稍微了解了一下，fossil的音标写为fɔsl也不能完全说是错误，因为DJ音标不同版本用的字符不一样，见 DJ音标,DJ音标表，各版本DJ音标对照表_英语音标表图片版_巴士英语网

另外，网上流传的那份金山音标转换映射表（转换音标字体的音标）：

5=ˈ
7=ˌ
9=ˌ
A=æ
B=ɑ
C=ɔ
E=ə
F=ʃ
I=ɪ
J=ʊ
N=ŋ
Q=ʌ
R=ɔ
T=ð
U=u
V=ʒ
W=θ
\\=ɜ
^=ɡ

好像有毛病，起码在牛高4中ʊ、u弄反了，把C和R都转换为 ɔ 肯定也不妥。
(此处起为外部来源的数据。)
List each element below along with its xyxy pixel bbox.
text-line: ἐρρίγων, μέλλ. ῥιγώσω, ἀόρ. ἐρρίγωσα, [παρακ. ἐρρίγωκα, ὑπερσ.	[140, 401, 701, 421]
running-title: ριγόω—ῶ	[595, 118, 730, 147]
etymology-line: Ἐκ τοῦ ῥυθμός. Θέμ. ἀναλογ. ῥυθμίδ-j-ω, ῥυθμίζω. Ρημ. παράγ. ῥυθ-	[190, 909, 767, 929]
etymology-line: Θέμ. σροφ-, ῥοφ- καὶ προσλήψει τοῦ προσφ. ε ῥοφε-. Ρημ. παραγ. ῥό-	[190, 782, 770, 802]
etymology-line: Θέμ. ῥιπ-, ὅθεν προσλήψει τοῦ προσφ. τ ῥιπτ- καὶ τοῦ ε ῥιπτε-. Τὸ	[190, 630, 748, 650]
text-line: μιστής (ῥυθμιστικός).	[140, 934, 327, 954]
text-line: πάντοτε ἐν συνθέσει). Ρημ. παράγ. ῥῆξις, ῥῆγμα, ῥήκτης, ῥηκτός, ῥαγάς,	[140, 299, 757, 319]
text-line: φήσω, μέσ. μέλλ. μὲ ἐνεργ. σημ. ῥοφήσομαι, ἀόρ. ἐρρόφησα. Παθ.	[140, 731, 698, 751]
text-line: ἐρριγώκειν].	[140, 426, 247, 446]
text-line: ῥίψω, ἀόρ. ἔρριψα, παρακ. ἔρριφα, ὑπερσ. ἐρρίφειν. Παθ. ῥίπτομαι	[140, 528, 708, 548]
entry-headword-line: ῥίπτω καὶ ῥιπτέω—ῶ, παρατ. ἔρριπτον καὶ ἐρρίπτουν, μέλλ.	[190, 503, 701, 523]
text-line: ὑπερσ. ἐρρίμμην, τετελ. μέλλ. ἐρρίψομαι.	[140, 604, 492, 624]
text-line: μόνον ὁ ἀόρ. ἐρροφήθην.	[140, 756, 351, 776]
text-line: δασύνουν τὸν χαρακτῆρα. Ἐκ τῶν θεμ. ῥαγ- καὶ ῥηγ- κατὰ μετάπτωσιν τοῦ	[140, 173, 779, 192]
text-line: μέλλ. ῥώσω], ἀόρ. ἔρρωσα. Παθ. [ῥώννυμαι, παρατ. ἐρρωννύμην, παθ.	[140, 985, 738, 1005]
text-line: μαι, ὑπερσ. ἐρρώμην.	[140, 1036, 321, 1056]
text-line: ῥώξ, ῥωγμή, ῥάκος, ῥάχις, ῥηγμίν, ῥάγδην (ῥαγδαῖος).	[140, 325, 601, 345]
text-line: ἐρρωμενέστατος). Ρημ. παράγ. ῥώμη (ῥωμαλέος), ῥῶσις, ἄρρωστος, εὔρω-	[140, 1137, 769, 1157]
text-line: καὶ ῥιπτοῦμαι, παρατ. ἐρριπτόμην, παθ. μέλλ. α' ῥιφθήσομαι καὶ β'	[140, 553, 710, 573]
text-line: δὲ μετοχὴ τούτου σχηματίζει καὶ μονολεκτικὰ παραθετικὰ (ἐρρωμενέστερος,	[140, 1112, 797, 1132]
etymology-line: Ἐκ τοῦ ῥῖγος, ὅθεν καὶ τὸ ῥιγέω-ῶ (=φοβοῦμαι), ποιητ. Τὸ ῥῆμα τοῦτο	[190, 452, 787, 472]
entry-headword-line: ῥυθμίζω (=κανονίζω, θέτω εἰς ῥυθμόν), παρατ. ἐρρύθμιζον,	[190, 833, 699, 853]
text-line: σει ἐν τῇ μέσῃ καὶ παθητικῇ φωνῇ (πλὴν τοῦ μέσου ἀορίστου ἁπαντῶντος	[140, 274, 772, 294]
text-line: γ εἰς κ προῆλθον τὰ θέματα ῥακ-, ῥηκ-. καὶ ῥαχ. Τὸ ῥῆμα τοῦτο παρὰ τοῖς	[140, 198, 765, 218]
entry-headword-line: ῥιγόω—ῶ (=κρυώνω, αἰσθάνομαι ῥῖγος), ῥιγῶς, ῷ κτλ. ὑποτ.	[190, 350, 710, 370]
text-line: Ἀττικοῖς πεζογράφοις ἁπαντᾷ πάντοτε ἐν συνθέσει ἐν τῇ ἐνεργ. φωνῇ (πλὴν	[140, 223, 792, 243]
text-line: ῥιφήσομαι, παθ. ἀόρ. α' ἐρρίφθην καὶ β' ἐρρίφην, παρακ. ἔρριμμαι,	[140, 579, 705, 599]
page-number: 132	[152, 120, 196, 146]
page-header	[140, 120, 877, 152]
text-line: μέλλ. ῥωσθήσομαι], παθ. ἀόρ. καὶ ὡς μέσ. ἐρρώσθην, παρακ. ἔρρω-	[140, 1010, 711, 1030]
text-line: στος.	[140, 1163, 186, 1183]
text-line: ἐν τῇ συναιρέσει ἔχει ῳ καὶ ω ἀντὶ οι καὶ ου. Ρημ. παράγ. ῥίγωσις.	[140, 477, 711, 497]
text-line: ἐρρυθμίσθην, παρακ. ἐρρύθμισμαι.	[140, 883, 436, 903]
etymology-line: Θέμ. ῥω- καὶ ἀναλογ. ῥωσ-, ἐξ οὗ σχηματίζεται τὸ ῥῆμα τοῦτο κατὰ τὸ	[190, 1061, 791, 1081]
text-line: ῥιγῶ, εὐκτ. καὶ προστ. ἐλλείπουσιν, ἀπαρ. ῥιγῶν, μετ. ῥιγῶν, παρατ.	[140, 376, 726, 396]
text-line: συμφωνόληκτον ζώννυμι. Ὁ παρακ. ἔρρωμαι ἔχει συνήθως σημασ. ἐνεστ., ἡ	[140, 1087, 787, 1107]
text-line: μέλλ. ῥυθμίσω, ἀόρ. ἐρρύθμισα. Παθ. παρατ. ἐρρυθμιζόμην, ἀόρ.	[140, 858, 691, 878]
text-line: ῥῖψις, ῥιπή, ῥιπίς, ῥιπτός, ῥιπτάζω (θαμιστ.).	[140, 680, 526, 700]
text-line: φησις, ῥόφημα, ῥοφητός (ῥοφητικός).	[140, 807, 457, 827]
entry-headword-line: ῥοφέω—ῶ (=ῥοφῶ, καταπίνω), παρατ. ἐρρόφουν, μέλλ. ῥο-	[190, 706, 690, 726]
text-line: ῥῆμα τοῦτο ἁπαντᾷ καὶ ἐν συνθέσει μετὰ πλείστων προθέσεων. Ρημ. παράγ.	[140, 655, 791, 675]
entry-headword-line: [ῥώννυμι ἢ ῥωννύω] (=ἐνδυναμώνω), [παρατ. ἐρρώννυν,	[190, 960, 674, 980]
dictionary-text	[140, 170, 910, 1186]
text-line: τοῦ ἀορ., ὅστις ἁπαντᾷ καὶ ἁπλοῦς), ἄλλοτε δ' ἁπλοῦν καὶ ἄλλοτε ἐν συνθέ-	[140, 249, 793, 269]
网上瞎搞的那些玩意看来不能轻信，害人不浅，我自己想一下怎么修复这个问题。

Fince · 2022 年2 月 11 日 18:05

原来dj音标有这么多版没太了解过

mixivivo · 2022 年2 月 12 日 12:54

修正牛高4的金山音标字体，我原来用的script是：

#!/usr/bin/env python
# -*- coding: utf-8 -*-

"""
OALD4原始文档音标使用了"Kingsoft Phonetic Plain"字体，
导致不安装该字体的电脑会出现乱码，在此批量替换修正。
金山词霸音标字体编码表可参见 http://www.fmddlmyy.cn/text66.html

"""

import re


def converter(match):
    phonetic_string = match.group()
    correct_symbol = phonetic_string.replace('5', 'ˈ')\
        .replace('7', 'ˌ').replace('9', 'ˌ')\
        .replace('A', 'æ').replace('B', 'ɑ')\
        .replace('C', 'ɔ').replace('E', 'ə')\
        .replace('F', 'ʃ').replace('I', 'ɪ')\
        .replace('J', 'ʊ').replace('N', 'ŋ')\
        .replace('Q', 'ʌ').replace('R', 'ɔ')\
        .replace('T', 'ð').replace('U', 'u')\
        .replace('V', 'ʒ').replace('W', 'θ')\
        .replace('Z', 'ɛ').replace('\\', 'ɜ')\
        .replace('^', 'ɡ').replace(':', 'ː')\
        .replace('[', 'ɜːr').replace('L', 'ər')\
        .replace('?@', 'US').replace('`', 'ˈ')

    return correct_symbol


def main():
    file_src = r'C:\Users\xxx\Desktop\oald.txt'
    file_dst = r'C:\Users\xxx\Desktop\oald-2.txt'

    with open(file_src, 'r', encoding='UTF-8') as f:
        text = f.read()

        p = re.compile('/.*?; .*?/ ')      # 建议先用“/ .{1,60}?; .{1,40}?/ ”等，分步修改

        result = re.sub(p, converter, text)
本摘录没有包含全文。